I happened to be looking at Florence’s profile at the moment, and at this juncture she swung round and gave me a look that went right through me like a knife. Uncle Willoughby meandered back to the library, and there was a silence that you could have dug bits out of with a spoon.

‘I can’t understand it,’ I said at last. ‘I can’t understand it, by Jove! ‘

‘I can. I can understand it perfectly, Bertie. Your heart failed you. Rather than risk offending your uncle you –‘

‘No, no! Absolutely!’

‘You preferred to lose me rather than risk losing the money. Perhaps you did not think I meant what I said. I meant every word. Our engagement is ended.’

‘But — I say!’

‘Not another word!’

‘But, Florence, old thing!’

‘I do not wish to hear any more. I see now that your Aunt Agatha was perfectly right. I consider that I have had a very lucky escape. There was a time when I thought that, with patience, you might be moulded into something worth while. I see now that you are impossible!’

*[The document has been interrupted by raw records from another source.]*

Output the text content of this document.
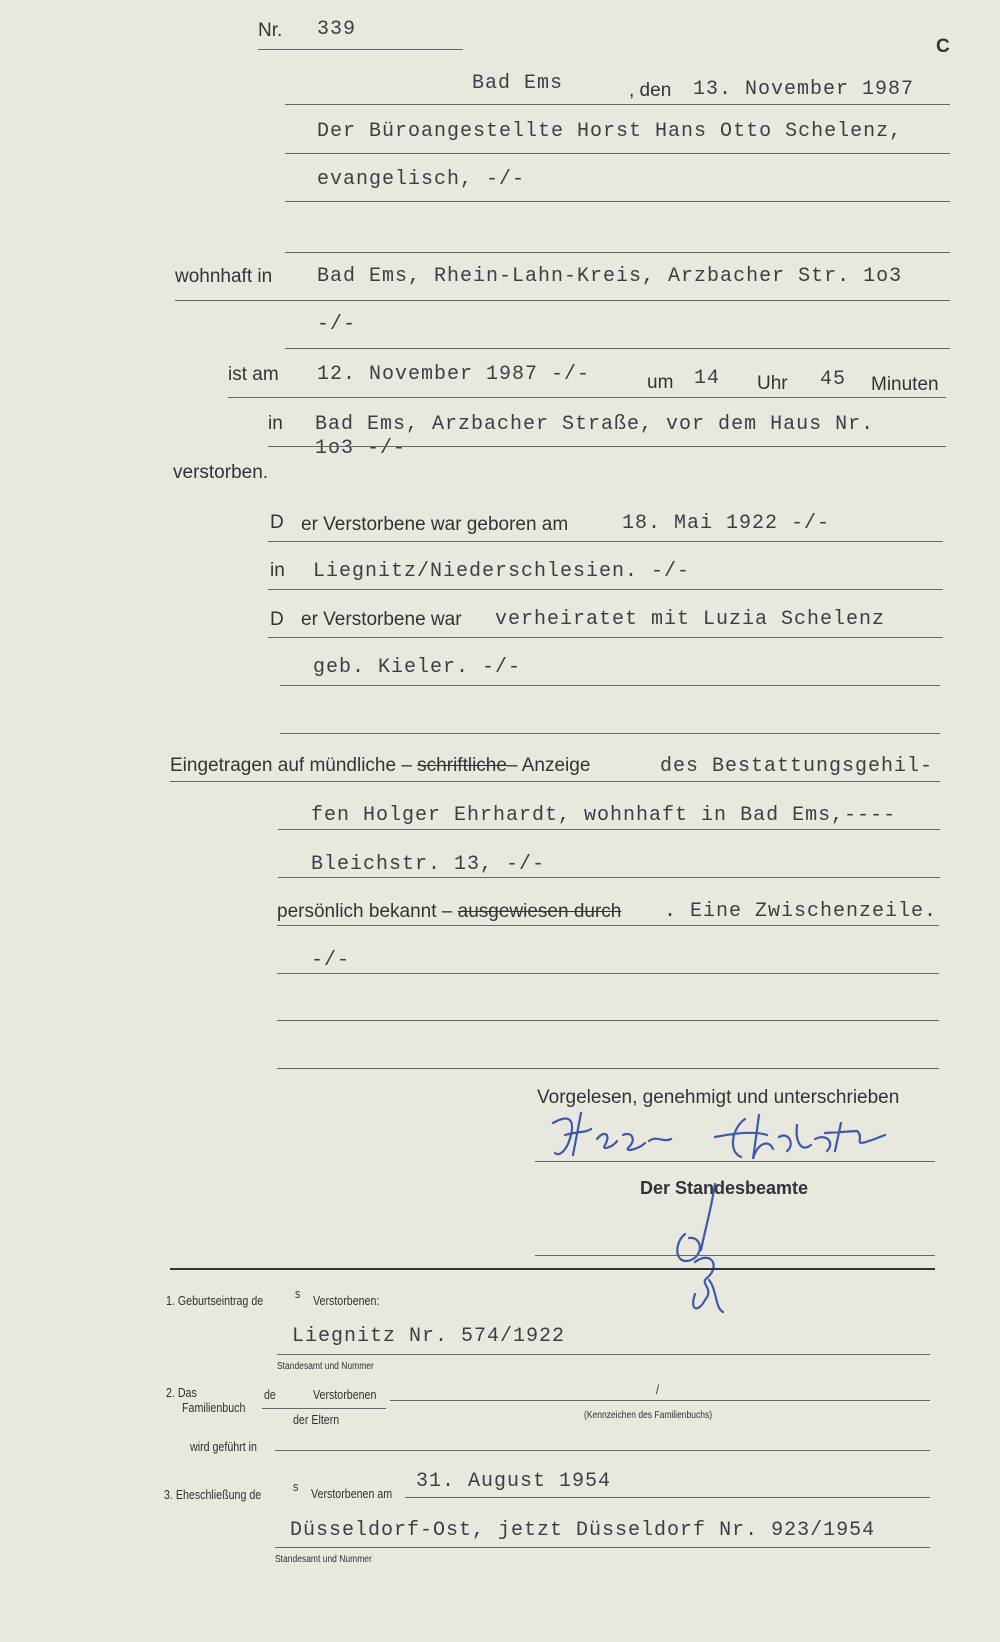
Nr. 339
C
Bad Ems	, den 13. November 1987
Der Büroangestellte Horst Hans Otto Schelenz,
evangelisch, -/-
wohnhaft in Bad Ems, Rhein-Lahn-Kreis, Arzbacher Str. 1o3
-/-
ist am 12. November 1987 -/-	um 14 Uhr 45 Minuten
in Bad Ems, Arzbacher Straße, vor dem Haus Nr.
1o3 -/-
verstorben.
D er Verstorbene war geboren am	18. Mai 1922 -/-
in Liegnitz/Niederschlesien. -/-
D er Verstorbene war verheiratet mit Luzia Schelenz
geb. Kieler. -/-
Eingetragen auf mündliche – schriftliche– Anzeige	des Bestattungsgehil-
fen Holger Ehrhardt, wohnhaft in Bad Ems,----
Bleichstr. 13, -/-
persönlich bekannt – ausgewiesen durch . Eine Zwischenzeile.
-/-
Vorgelesen, genehmigt und unterschrieben
Der Standesbeamte
1. Geburtseintrag de s Verstorbenen:
Liegnitz Nr. 574/1922
Standesamt und Nummer
2. Das
Familienbuch
de	Verstorbenen
der Eltern
/
(Kennzeichen des Familienbuchs)
wird geführt in
3. Eheschließung de
s Verstorbenen am
31. August 1954
Düsseldorf-Ost, jetzt Düsseldorf Nr. 923/1954
Standesamt und Nummer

And she popped off, leaving me to pick up the pieces. When I had collected the debris to some extent I went to my room and rang for Jeeves. He came in looking as if nothing had happened or was ever going to happen. He was the calmest thing in captivity.

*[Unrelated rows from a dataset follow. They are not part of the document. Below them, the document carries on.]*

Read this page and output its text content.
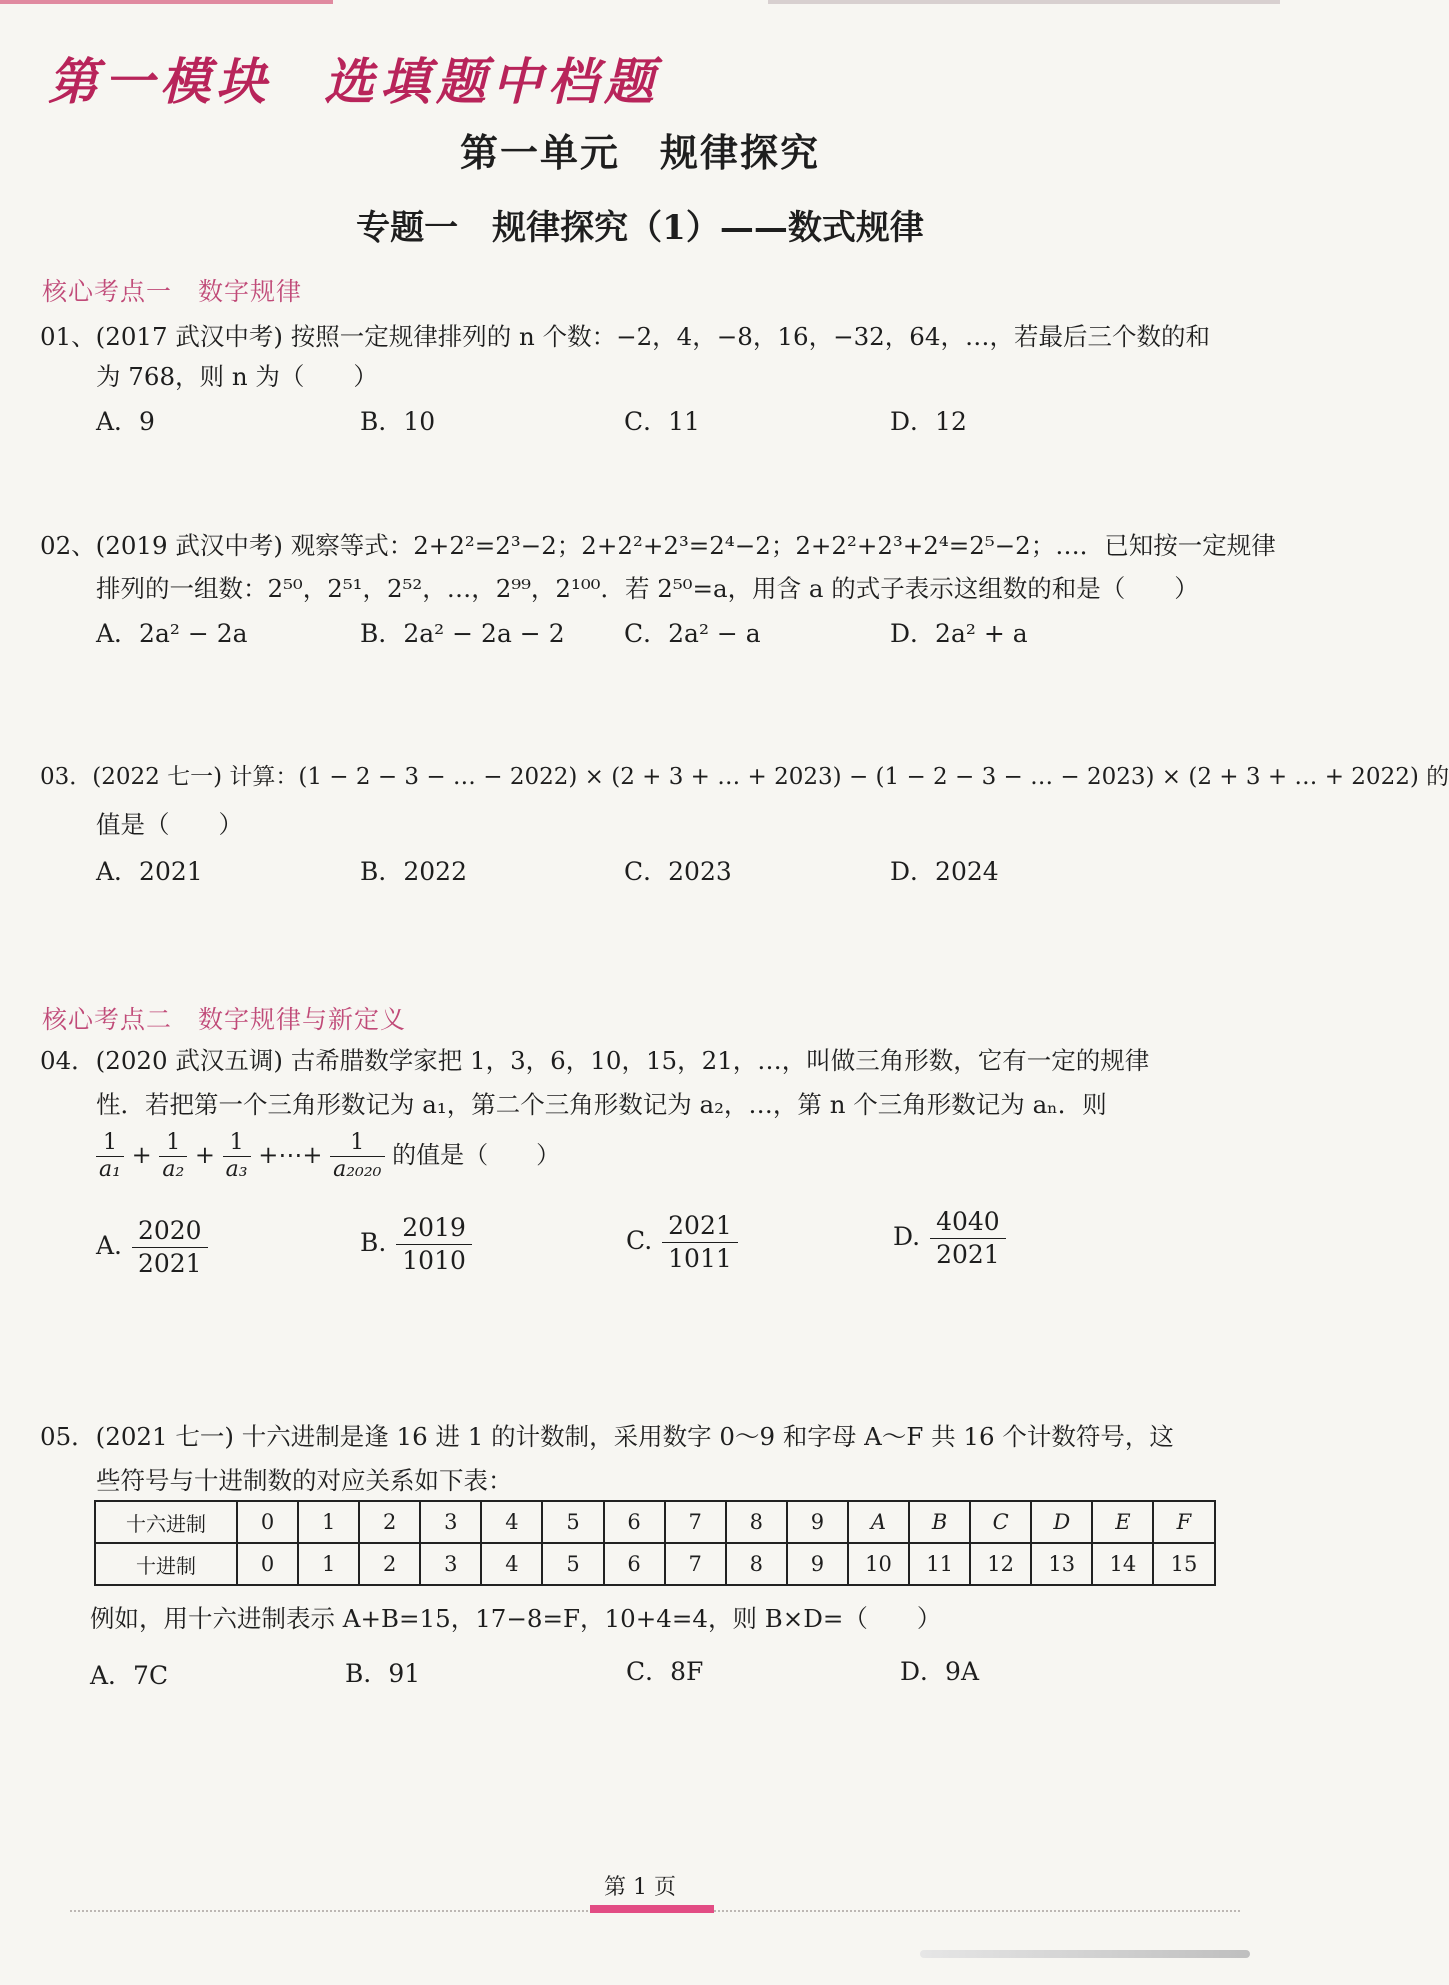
第一模块 选填题中档题
第一单元　规律探究
专题一　规律探究（1）——数式规律
核心考点一　数字规律
01、(2017 武汉中考) 按照一定规律排列的 n 个数：−2，4，−8，16，−32，64，…，若最后三个数的和
为 768，则 n 为（　　）
A．9	B．10	C．11	D．12
02、(2019 武汉中考) 观察等式：2+2²=2³−2；2+2²+2³=2⁴−2；2+2²+2³+2⁴=2⁵−2；…．已知按一定规律
排列的一组数：2⁵⁰，2⁵¹，2⁵²，…，2⁹⁹，2¹⁰⁰．若 2⁵⁰=a，用含 a 的式子表示这组数的和是（　　）
A．2a² − 2a	B．2a² − 2a − 2 C．2a² − a	D．2a² + a
03．(2022 七一) 计算：(1 − 2 − 3 − … − 2022) × (2 + 3 + … + 2023) − (1 − 2 − 3 − … − 2023) × (2 + 3 + … + 2022) 的
值是（　　）
A．2021	B．2022	C．2023	D．2024
核心考点二　数字规律与新定义
04．(2020 武汉五调) 古希腊数学家把 1，3，6，10，15，21，…，叫做三角形数，它有一定的规律
性．若把第一个三角形数记为 a₁，第二个三角形数记为 a₂，…，第 n 个三角形数记为 aₙ．则
$\frac{1}{\text{a₁}} + \frac{1}{\text{a₂}} + \frac{1}{\text{a₃}}$ +⋯+ $\frac{1}{\text{a₂₀₂₀}}$ 的值是（　　）
A. $\frac{2020}{2021}$	B. $\frac{2019}{1010}$	C. $\frac{2021}{1011}$	D. $\frac{4040}{2021}$
05．(2021 七一) 十六进制是逢 16 进 1 的计数制，采用数字 0～9 和字母 A～F 共 16 个计数符号，这
些符号与十进制数的对应关系如下表：
十六进制	0	1	2	3	4	5	6	7	8	9	A	B	C	D	E	F
十进制	0	1	2	3	4	5	6	7	8	9	10	11	12	13	14	15
例如，用十六进制表示 A+B=15，17−8=F，10+4=4，则 B×D=（　　）
A．7C	B．91	C．8F	D．9A
第 1 页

‘Jeeves!’ I yelled. ‘Jeeves, that parcel has arrived in London!’

‘Yes, sir?’

‘Did you send it?’

‘Yes, sir. I acted for the best, sir. I think that both you and Lady Florence overestimated the danger of people being offended at being mentioned in Sir Willoughby’s Recollections. It has been my experience, sir, that the normal person enjoys seeing his or her name in print, irrespective of what is said about them. I have an aunt, sir, who a few years ago was a martyr to swollen limbs. She tried Walkinshaw’s Supreme Ointment and obtained considerable relief — so much so that she sent them an unsolicited testimonial. Her pride at seeing her photograph in the daily papers in connexion with descriptions other lower limbs before taking, which were nothing less than revolting, was so intense that it led me to believe that publicity, of whatever sort, is what nearly everybody desires. Moreover, if you have ever studied psychology, sir, you will know that respectable old gentlemen are by no means averse to having it advertised that they were extremely wild in their youth. I have an uncle –‘

I cursed his aunts and his uncles and him and all the rest of the family.

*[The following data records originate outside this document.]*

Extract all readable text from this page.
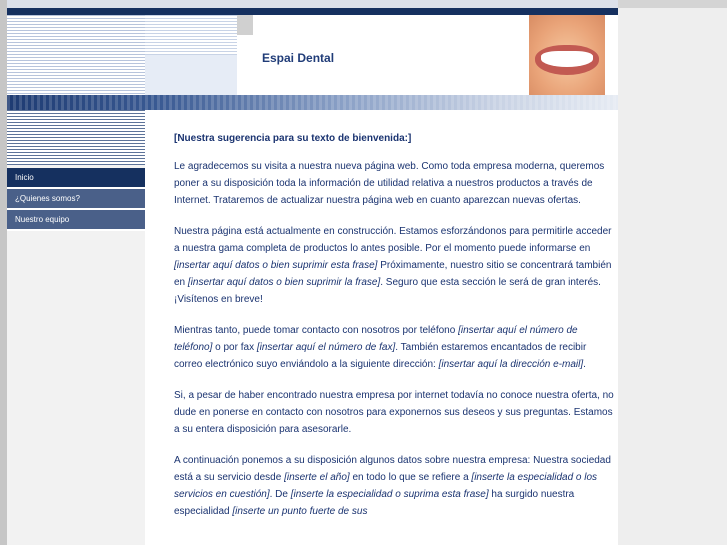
Espai Dental
Inicio
¿Quienes somos?
Nuestro equipo
[Nuestra sugerencia para su texto de bienvenida:]

Le agradecemos su visita a nuestra nueva página web. Como toda empresa moderna, queremos poner a su disposición toda la información de utilidad relativa a nuestros productos a través de Internet. Trataremos de actualizar nuestra página web en cuanto aparezcan nuevas ofertas.

Nuestra página está actualmente en construcción. Estamos esforzándonos para permitirle acceder a nuestra gama completa de productos lo antes posible. Por el momento puede informarse en [insertar aquí datos o bien suprimir esta frase] Próximamente, nuestro sitio se concentrará también en [insertar aquí datos o bien suprimir la frase]. Seguro que esta sección le será de gran interés. ¡Visítenos en breve!

Mientras tanto, puede tomar contacto con nosotros por teléfono [insertar aquí el número de teléfono] o por fax [insertar aquí el número de fax]. También estaremos encantados de recibir correo electrónico suyo enviándolo a la siguiente dirección: [insertar aquí la dirección e-mail].

Si, a pesar de haber encontrado nuestra empresa por internet todavía no conoce nuestra oferta, no dude en ponerse en contacto con nosotros para exponernos sus deseos y sus preguntas. Estamos a su entera disposición para asesorarle.

A continuación ponemos a su disposición algunos datos sobre nuestra empresa: Nuestra sociedad está a su servicio desde [inserte el año] en todo lo que se refiere a [inserte la especialidad o los servicios en cuestión]. De [inserte la especialidad o suprima esta frase] ha surgido nuestra especialidad [inserte un punto fuerte de sus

‘Do you know that Lady Florence has broken off her engagement with me?’

‘Indeed, sir?’

Not a bit of sympathy! I might have been telling him it was a fine day.

‘You’re sacked!’

‘Very good, sir.’

He coughed gently.

‘As I am no longer in your employment, sir, I can speak freely without appearing to take a liberty. In my opinion you and Lady Florence were quite unsuitably matched. Her ladyship is of a highly determined and arbitrary temperament, quite opposed to your own. I was in Lord Worplesdon’s service for nearly a year, during which time I had ample opportunities of studying her ladyship. The opinion of the servants’ hall was far from favourable to her. Her ladyship’s temper caused a good deal of adverse comment among us. It was at times quite impossible. You would not have been happy, sir!’

‘Get out!’

‘I think you would also have found her educational methods a little trying, sir. I have glanced at the book her ladyship gave you — it has been lying on your table since our arrival — and it is, in my opinion, quite unsuitable. You would not have enjoyed it. And I have it from her ladyship’s own maid, who happened to overhear a conversation between her ladyship and one of the gentlemen staying here — Mr Maxwell, who is employed in an editorial, capacity by one of the reviews — that it was her intention to start you almost immediately upon Nietzsche. You would not enjoy Nietzsche, sir. He is fundamentally unsound.’